The Revised Regulation on Transfers of Funds will reform the current legal framework in a way that all the rules concerning AML/CFT will apply to the cryptocurrency sector. The following changes are envisaged:

• All the customers of crypto-assets service providers will be subject to a due diligence.
• Transactions will be fully traceable.
• Anonymous crypto-asset wallets will be prohibited, just as anonymous bank accounts are already prohibited under the current EU AML/CFT framework.

The crypto-asset service provider of the originator will therefore need to ensure that transfers of crypto-assets are accompanied by the relevant information on the originator (such as the name of the originator, the originator’s address, official personal document number, customer identification number or date and place of birth) and by the name of the beneficiary and the beneficiary’s account number (if applicable).

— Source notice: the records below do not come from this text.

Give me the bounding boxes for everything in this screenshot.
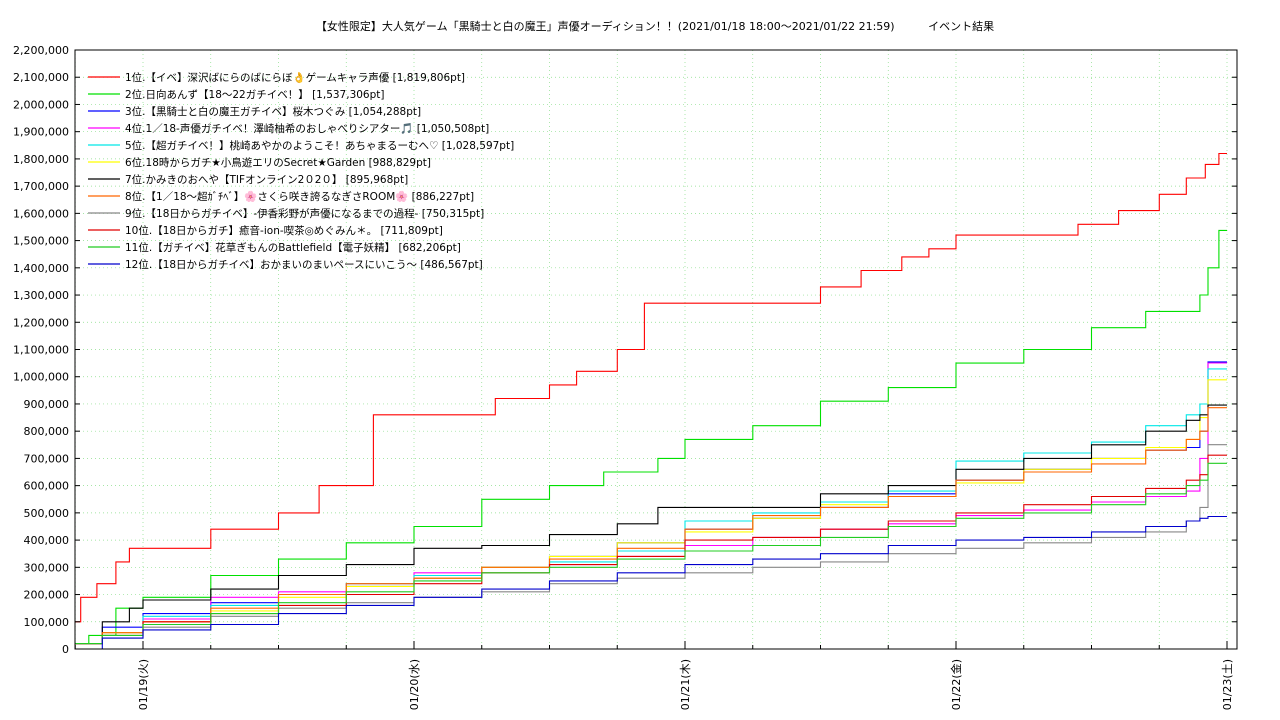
y-tick-label: 600,000 bbox=[24, 480, 70, 493]
y-tick-label: 1,700,000 bbox=[13, 180, 69, 193]
y-tick-label: 1,100,000 bbox=[13, 344, 69, 357]
y-tick-label: 100,000 bbox=[24, 616, 70, 629]
x-tick-label: 01/20(水) bbox=[408, 659, 421, 710]
y-tick-label: 1,400,000 bbox=[13, 262, 69, 275]
series-line-7 bbox=[75, 404, 1227, 645]
y-tick-label: 800,000 bbox=[24, 425, 70, 438]
chart-title-main: 【女性限定】大人気ゲーム「黒騎士と白の魔王」声優オーディション！！(2021/0… bbox=[316, 19, 895, 33]
legend-label-3: 3位.【黒騎士と白の魔王ガチイベ】桜木つぐみ [1,054,288pt] bbox=[125, 105, 421, 118]
legend-label-9: 9位.【18日からガチイベ】-伊香彩野が声優になるまでの過程- [750,315… bbox=[125, 207, 484, 220]
y-tick-label: 1,000,000 bbox=[13, 371, 69, 384]
y-tick-label: 200,000 bbox=[24, 589, 70, 602]
legend-label-8: 8位.【1／18〜超ｶﾞﾁﾍﾞ】🌸さくら咲き誇るなぎさROOM🌸 [886,22… bbox=[125, 190, 474, 203]
y-tick-label: 0 bbox=[62, 643, 69, 656]
series-line-8 bbox=[75, 407, 1227, 645]
y-tick-label: 300,000 bbox=[24, 561, 70, 574]
series-line-6 bbox=[75, 379, 1227, 645]
y-tick-label: 1,200,000 bbox=[13, 316, 69, 329]
series-line-10 bbox=[75, 454, 1227, 645]
legend-label-11: 11位.【ガチイベ】花草ぎもんのBattlefield【電子妖精】 [682,2… bbox=[125, 241, 461, 254]
y-tick-label: 1,300,000 bbox=[13, 289, 69, 302]
series-line-5 bbox=[75, 368, 1227, 645]
y-tick-label: 2,100,000 bbox=[13, 71, 69, 84]
series-lines bbox=[75, 152, 1227, 649]
series-line-11 bbox=[75, 462, 1227, 645]
y-tick-label: 1,500,000 bbox=[13, 235, 69, 248]
y-tick-label: 1,800,000 bbox=[13, 153, 69, 166]
y-tick-label: 700,000 bbox=[24, 452, 70, 465]
y-tick-label: 2,200,000 bbox=[13, 44, 69, 57]
series-line-4 bbox=[75, 362, 1227, 645]
legend-label-12: 12位.【18日からガチイベ】おかまいのまいペースにいこう〜 [486,567p… bbox=[125, 258, 483, 271]
y-tick-label: 400,000 bbox=[24, 534, 70, 547]
chart-subtitle: イベント結果 bbox=[928, 19, 994, 33]
y-tick-label: 1,900,000 bbox=[13, 126, 69, 139]
x-tick-label: 01/23(土) bbox=[1221, 659, 1234, 710]
legend-label-7: 7位.かみきのおへや【TIFオンライン2０2０】 [895,968pt] bbox=[125, 173, 408, 186]
y-tick-label: 2,000,000 bbox=[13, 98, 69, 111]
y-tick-label: 1,600,000 bbox=[13, 207, 69, 220]
legend: 1位.【イベ】深沢ばにらのばにらぼ👌ゲームキャラ声優 [1,819,806pt]… bbox=[88, 71, 514, 271]
legend-label-2: 2位.日向あんず【18〜22ガチイベ！】 [1,537,306pt] bbox=[125, 88, 385, 101]
series-line-2 bbox=[75, 229, 1227, 645]
legend-label-6: 6位.18時からガチ★小鳥遊エリのSecret★Garden [988,829p… bbox=[125, 156, 431, 169]
series-line-12 bbox=[75, 515, 1227, 649]
x-tick-label: 01/22(金) bbox=[949, 659, 963, 710]
legend-label-5: 5位.【超ガチイベ！】桃崎あやかのようこそ！あちゃまるーむへ♡ [1,028,5… bbox=[125, 139, 514, 152]
y-tick-label: 900,000 bbox=[24, 398, 70, 411]
series-line-9 bbox=[75, 444, 1227, 645]
legend-label-4: 4位.1／18-声優ガチイベ！澤崎柚希のおしゃべりシアター🎵 [1,050,50… bbox=[125, 122, 489, 135]
x-axis: 01/19(火) 01/20(水) 01/21(木) 01/22(金) 01/23(土) bbox=[74, 641, 1234, 710]
legend-label-10: 10位.【18日からガチ】癒音-ion-喫茶◎めぐみん＊。 [711,809pt… bbox=[125, 224, 443, 237]
series-line-1 bbox=[75, 152, 1227, 623]
y-axis: 0 100,000 200,000 300,000 400,000 500,000 600,… bbox=[13, 44, 1237, 656]
legend-label-1: 1位.【イベ】深沢ばにらのばにらぼ👌ゲームキャラ声優 [1,819,806pt] bbox=[125, 71, 465, 84]
x-tick-label: 01/21(木) bbox=[679, 659, 692, 710]
chart-title: 【女性限定】大人気ゲーム「黒騎士と白の魔王」声優オーディション！！(2021/0… bbox=[316, 19, 994, 33]
y-tick-label: 500,000 bbox=[24, 507, 70, 520]
x-tick-label: 01/19(火) bbox=[137, 659, 150, 710]
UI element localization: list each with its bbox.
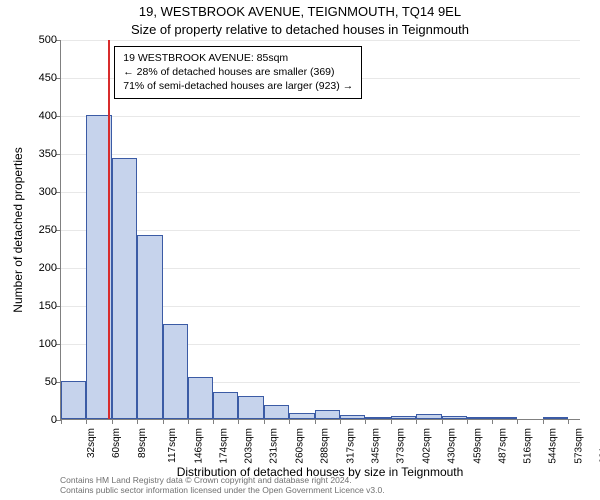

In addition, the crypto-asset service provider of the beneficiary must implement effective procedures to detect whether the information on the originator is included in, or follows the transfer of crypto-assets as well as effective procedures, including, where appropriate, ex post monitoring or real-time monitoring, to detect whether the required information on the originator or the beneficiary is missing.

Next steps

The AML/CFT Package will now be submitted to the European Parliament and the Council. The Commission looks forward to a speedy legislative process with the aim of having this reform operational by 2024.